In this instance, the content is so gripping that any criticisms of the presentation (of which I have few) feel inconsequential. This film is spreading the word of an admirable cause, and directors Sushmit Ghosh and Rintu Thomas treat their subjects with the utmost respect and importance. Even in the most dire of situations, the presence of these norm-defying women makes you feel safe and secure. This is one of my favorites of the festival and I really hope that more people are able to see it upon release.

For more information about Khabar Lahariya, see this website: https://khabarlahariya.org/signup/ and find out how you can help.



Hive

Hive is the true story of a woman leading a group of Kosovo Albanian widows to start a small business against a patriarchal society. Numerous husbands had yet to return from the war and, up to that point, that meant the women fell under the unofficial jurisdiction of their fathers. Our protagonist, Fahrije, impatient in waiting for a man who may or may not be alive, begins to fight the societal norms and get the permits for her ajvar business.

Since there’s a lot of mystery regarding the disappearance of the men, the atmosphere is pointedly unsettling. Body bags, cloudy days, a sense of remoteness. Ultimately, this discomfort transitions to grief, portrayed differently by each person, and several instances of tentatively testing the limits. It’s a slice of life without very much life- every bit of feeling was held out until the end, which is a key to Fahrije’s tough exterior, but potentially evil to the structure of the movie. That, combined with the naturalistic cinematography style, made for an overexercise of subtlety; a slight sensation of ennui.

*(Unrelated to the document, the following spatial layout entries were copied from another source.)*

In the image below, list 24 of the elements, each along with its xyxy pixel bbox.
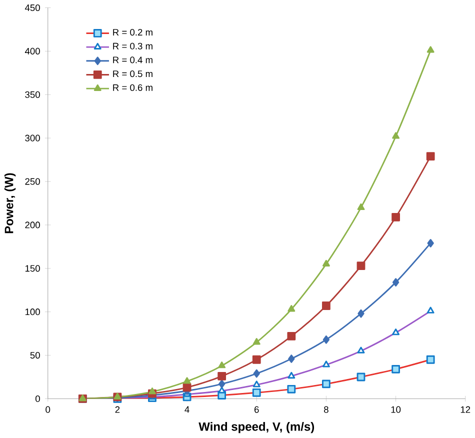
legend-label: R = 0.2 m (113, 29, 152, 36)
legend-label: R = 0.3 m (113, 43, 152, 50)
y-tick-label: 300 (25, 134, 40, 142)
y-axis-title: Power, (W) (4, 173, 16, 234)
x-axis-title: Wind speed, V, (m/s) (198, 422, 314, 434)
legend-label: R = 0.5 m (113, 70, 152, 78)
legend-label: R = 0.4 m (113, 56, 152, 64)
y-tick-label: 250 (25, 178, 40, 185)
y-tick-label: 350 (25, 92, 40, 98)
y-tick-label: 50 (30, 352, 40, 359)
y-tick-label: 400 (24, 48, 40, 55)
legend-label: R = 0.6 m (113, 84, 152, 92)
x-tick-label: 0 (46, 406, 50, 414)
x-tick-label: 12 (460, 406, 470, 413)
y-tick-label: 150 (25, 265, 40, 272)
x-tick-label: 8 (324, 406, 328, 414)
y-tick-label: 100 (25, 308, 40, 316)
x-tick-label: 6 (254, 406, 259, 414)
y-tick-label: 450 (24, 4, 40, 12)
y-tick-label: 0 (35, 396, 40, 402)
y-tick-label: 200 (25, 222, 40, 228)
x-tick-label: 10 (391, 406, 401, 414)
x-tick-label: 4 (184, 406, 190, 413)
x-tick-label: 2 (115, 406, 120, 413)
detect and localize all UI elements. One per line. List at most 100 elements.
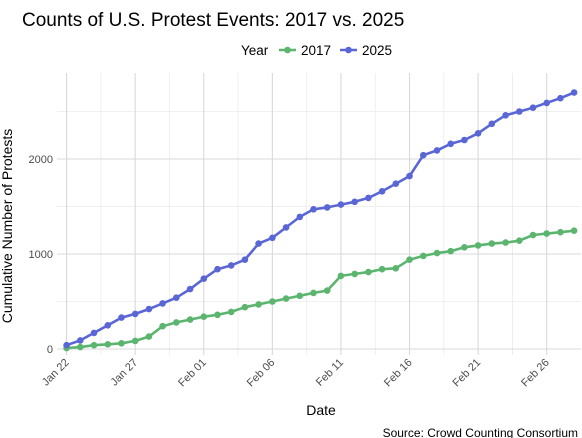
data-point-2025 bbox=[90, 329, 98, 337]
legend-item-2025: 2025 bbox=[340, 43, 392, 58]
chart-title: Counts of U.S. Protest Events: 2017 vs. … bbox=[22, 10, 404, 31]
data-point-2025 bbox=[159, 300, 166, 307]
y-axis-title: Cumulative Number of Protests bbox=[0, 129, 15, 324]
data-point-2017 bbox=[77, 343, 84, 351]
data-point-2025 bbox=[365, 194, 372, 202]
data-point-2025 bbox=[77, 337, 84, 344]
series-2025 bbox=[63, 89, 578, 349]
data-point-2017 bbox=[557, 228, 564, 236]
data-point-2017 bbox=[351, 270, 359, 278]
data-point-2025 bbox=[461, 136, 468, 144]
data-point-2017 bbox=[392, 265, 400, 272]
data-point-2017 bbox=[227, 308, 235, 316]
data-point-2025 bbox=[173, 294, 180, 302]
data-point-2017 bbox=[186, 316, 194, 323]
data-point-2017 bbox=[323, 287, 331, 294]
data-point-2025 bbox=[529, 104, 537, 111]
data-point-2025 bbox=[420, 151, 427, 159]
data-point-2017 bbox=[474, 242, 482, 249]
data-point-2025 bbox=[433, 147, 441, 154]
data-point-2017 bbox=[447, 247, 455, 255]
data-point-2025 bbox=[351, 198, 359, 206]
data-point-2017 bbox=[570, 227, 578, 234]
data-point-2025 bbox=[570, 89, 578, 96]
chart-caption: Source: Crowd Counting Consortium bbox=[383, 426, 578, 438]
data-point-2017 bbox=[310, 289, 317, 297]
data-point-2025 bbox=[104, 322, 112, 329]
data-point-2017 bbox=[420, 252, 427, 260]
x-axis-title: Date bbox=[306, 402, 336, 418]
data-point-2025 bbox=[406, 172, 413, 180]
x-tick-label: Jan 27 bbox=[108, 357, 140, 389]
data-point-2017 bbox=[378, 265, 386, 273]
data-point-2025 bbox=[337, 201, 345, 208]
data-point-2017 bbox=[433, 249, 441, 257]
x-tick-label: Feb 01 bbox=[176, 357, 209, 390]
data-point-2017 bbox=[543, 230, 550, 237]
series-line-2017 bbox=[65, 229, 576, 350]
data-point-2025 bbox=[296, 213, 304, 221]
data-point-2017 bbox=[255, 301, 262, 308]
data-point-2025 bbox=[543, 99, 550, 107]
data-point-2025 bbox=[269, 234, 276, 242]
data-point-2017 bbox=[131, 337, 139, 345]
legend-title: Year bbox=[241, 43, 269, 58]
data-point-2017 bbox=[173, 319, 180, 326]
y-tick-label: 2000 bbox=[29, 154, 53, 166]
data-point-2017 bbox=[516, 237, 523, 244]
data-point-2025 bbox=[282, 224, 290, 231]
x-tick-label: Jan 22 bbox=[40, 357, 72, 389]
data-point-2017 bbox=[337, 272, 345, 280]
grid bbox=[57, 73, 581, 355]
data-point-2025 bbox=[214, 265, 221, 273]
data-point-2025 bbox=[502, 112, 509, 119]
data-point-2017 bbox=[104, 341, 112, 348]
data-point-2025 bbox=[131, 310, 139, 318]
data-point-2017 bbox=[200, 313, 208, 321]
data-point-2025 bbox=[145, 305, 153, 313]
x-tick-label: Feb 06 bbox=[245, 357, 278, 390]
data-point-2017 bbox=[529, 231, 537, 239]
data-point-2017 bbox=[269, 298, 276, 305]
data-point-2017 bbox=[90, 341, 98, 349]
data-point-2025 bbox=[447, 140, 455, 148]
data-point-2017 bbox=[241, 303, 249, 311]
data-point-2025 bbox=[474, 130, 482, 137]
x-tick-label: Feb 21 bbox=[451, 357, 484, 390]
data-point-2025 bbox=[63, 341, 70, 349]
tick-layer: 0 1000 2000 Jan 22 Jan 27 Feb 01 Feb 06 Feb 11 F… bbox=[29, 154, 552, 389]
legend: Year 2017 2025 bbox=[241, 43, 392, 58]
data-point-2017 bbox=[282, 295, 290, 302]
legend-item-2017: 2017 bbox=[279, 43, 331, 58]
data-point-2017 bbox=[406, 256, 413, 264]
data-point-2025 bbox=[488, 120, 496, 128]
y-tick-label: 0 bbox=[47, 344, 53, 356]
y-tick-label: 1000 bbox=[29, 249, 53, 261]
x-tick-label: Feb 16 bbox=[382, 357, 415, 390]
data-point-2025 bbox=[241, 256, 249, 264]
x-tick-label: Feb 11 bbox=[314, 357, 346, 389]
data-point-2025 bbox=[255, 240, 262, 247]
series-layer bbox=[63, 89, 578, 352]
x-tick-label: Feb 26 bbox=[519, 357, 552, 390]
series-2017 bbox=[63, 227, 578, 352]
data-point-2025 bbox=[378, 188, 386, 195]
data-point-2017 bbox=[365, 268, 372, 276]
legend-key-point-2017 bbox=[284, 46, 291, 54]
data-point-2017 bbox=[296, 292, 304, 300]
series-line-2025 bbox=[65, 91, 576, 347]
data-point-2017 bbox=[461, 244, 468, 251]
data-point-2017 bbox=[488, 240, 496, 247]
data-point-2017 bbox=[145, 333, 153, 340]
data-point-2025 bbox=[392, 180, 400, 187]
data-point-2025 bbox=[310, 206, 317, 213]
data-point-2025 bbox=[557, 94, 564, 102]
legend-label-2025: 2025 bbox=[362, 43, 392, 58]
data-point-2017 bbox=[159, 322, 166, 330]
data-point-2025 bbox=[118, 314, 125, 321]
data-point-2025 bbox=[227, 262, 235, 269]
data-point-2025 bbox=[323, 204, 331, 211]
data-point-2017 bbox=[502, 239, 509, 246]
legend-label-2017: 2017 bbox=[301, 43, 331, 58]
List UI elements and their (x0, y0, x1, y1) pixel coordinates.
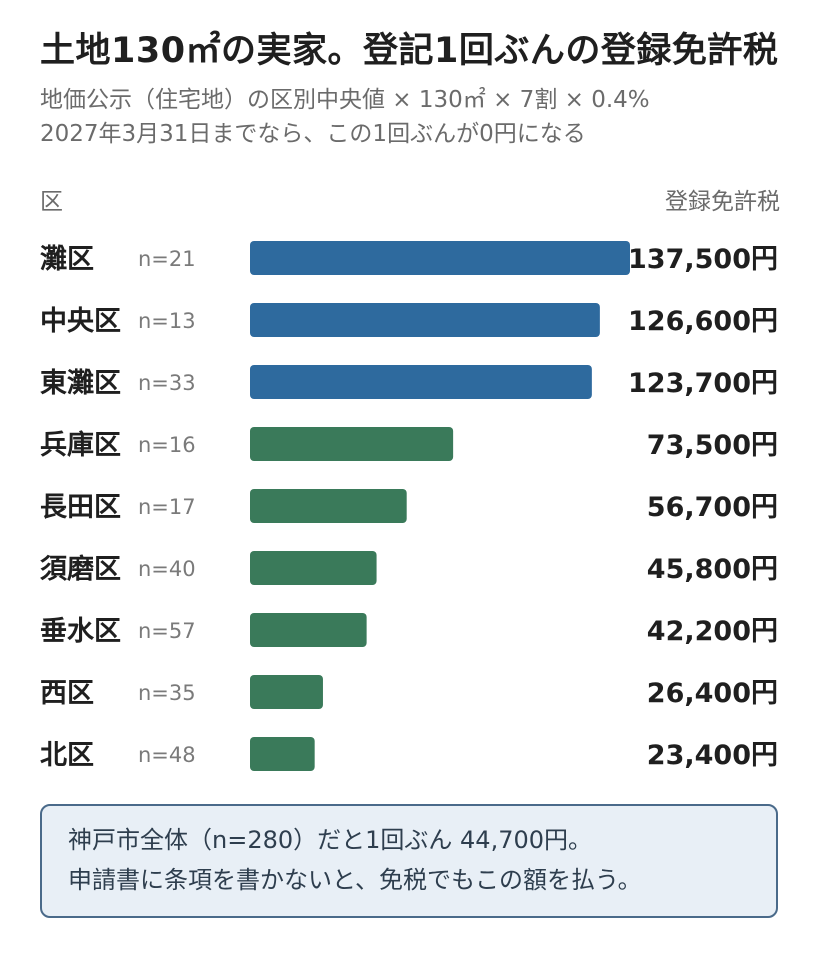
sample-size-label: n=17 (138, 495, 196, 519)
value-label: 23,400円 (647, 740, 778, 771)
category-label: 中央区 (40, 306, 121, 337)
summary-note-box: 神戸市全体（n=280）だと1回ぶん 44,700円。 申請書に条項を書かないと… (40, 804, 778, 918)
sample-size-label: n=40 (138, 557, 196, 581)
bar-row: 東灘区 n=33 123,700円 (40, 365, 778, 399)
chart-subtitle-deadline: 2027年3月31日までなら、この1回ぶんが0円になる (40, 121, 586, 147)
sample-size-label: n=13 (138, 309, 196, 333)
value-label: 126,600円 (628, 306, 778, 337)
note-line-total: 神戸市全体（n=280）だと1回ぶん 44,700円。 (68, 826, 593, 854)
value-label: 56,700円 (647, 492, 778, 523)
chart-title: 土地130㎡の実家。登記1回ぶんの登録免許税 (40, 31, 779, 71)
sample-size-label: n=21 (138, 247, 196, 271)
bar-row: 長田区 n=17 56,700円 (40, 489, 778, 523)
sample-size-label: n=35 (138, 681, 196, 705)
value-label: 73,500円 (647, 430, 778, 461)
sample-size-label: n=57 (138, 619, 196, 643)
bar-row: 北区 n=48 23,400円 (40, 737, 778, 771)
bar-row: 西区 n=35 26,400円 (40, 675, 778, 709)
value-label: 26,400円 (647, 678, 778, 709)
sample-size-label: n=33 (138, 371, 196, 395)
value-label: 45,800円 (647, 554, 778, 585)
bar (250, 737, 315, 771)
value-label: 123,700円 (628, 368, 778, 399)
bar (250, 489, 407, 523)
chart-subtitle-formula: 地価公示（住宅地）の区別中央値 × 130㎡ × 7割 × 0.4% (40, 87, 650, 113)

On the positive side, Yilka Gashi delivers a solid performance- I believe she has a very real screen presence, and I couldn’t imagine anyone else in the role. If female empowerment is the name of the game, she delivers. Hive, if at times dreary and lacking in thrill, is an evocative and somber waiting game that provides a cogent appeal for fans of Eastern European cinema.

Searchers

New York City is an intimidating place for anyone. But dating? During a pandemic? The options, although they may be vast, are potentially dangerous. How do you decide who is worthy of breaking past the precautions? Who isn’t a creep? Who doesn’t have malicious things in store for you? Searchers doesn’t focus quite as much on the Covid element as much as it does the preexisting isolation of living and looking for love in the city. The subjects, of various ages, ethnicities, and orientations, are the tepid bases of the documentary analysis. With very little filmmaker intervention, the film is essentially a slew of overlong talking heads employing a unique blurred dating application visual overlay. Like any film of this nature, some subjects are more interesting than others. The mellowness and incertitude of the vast majority of them is made compelling based on personal connections with a particular demographic or experience. Director Pacho Velez even turns the camera on himself and his mother at one point.

Although I felt that Velez could’ve done more to demonstrate the added constraints due to Covid (a couple of fact-based insertions wouldn’t have killed him), the complex romantic arrangements and technological revelations are peculiar and thought-provoking. Major urban centers have changed a great deal, and lost a lot of that ‘natural interaction’ that made people feel part of a community in the first place. Now, with information about people literally at your fingertips, the selection process is oddly superficial. Searchers is a time capsule of internet era malaise. I sincerely hope the anguish of alienation wears off soon so people might reenter a post-Corona world with excitement rather than exhaustion.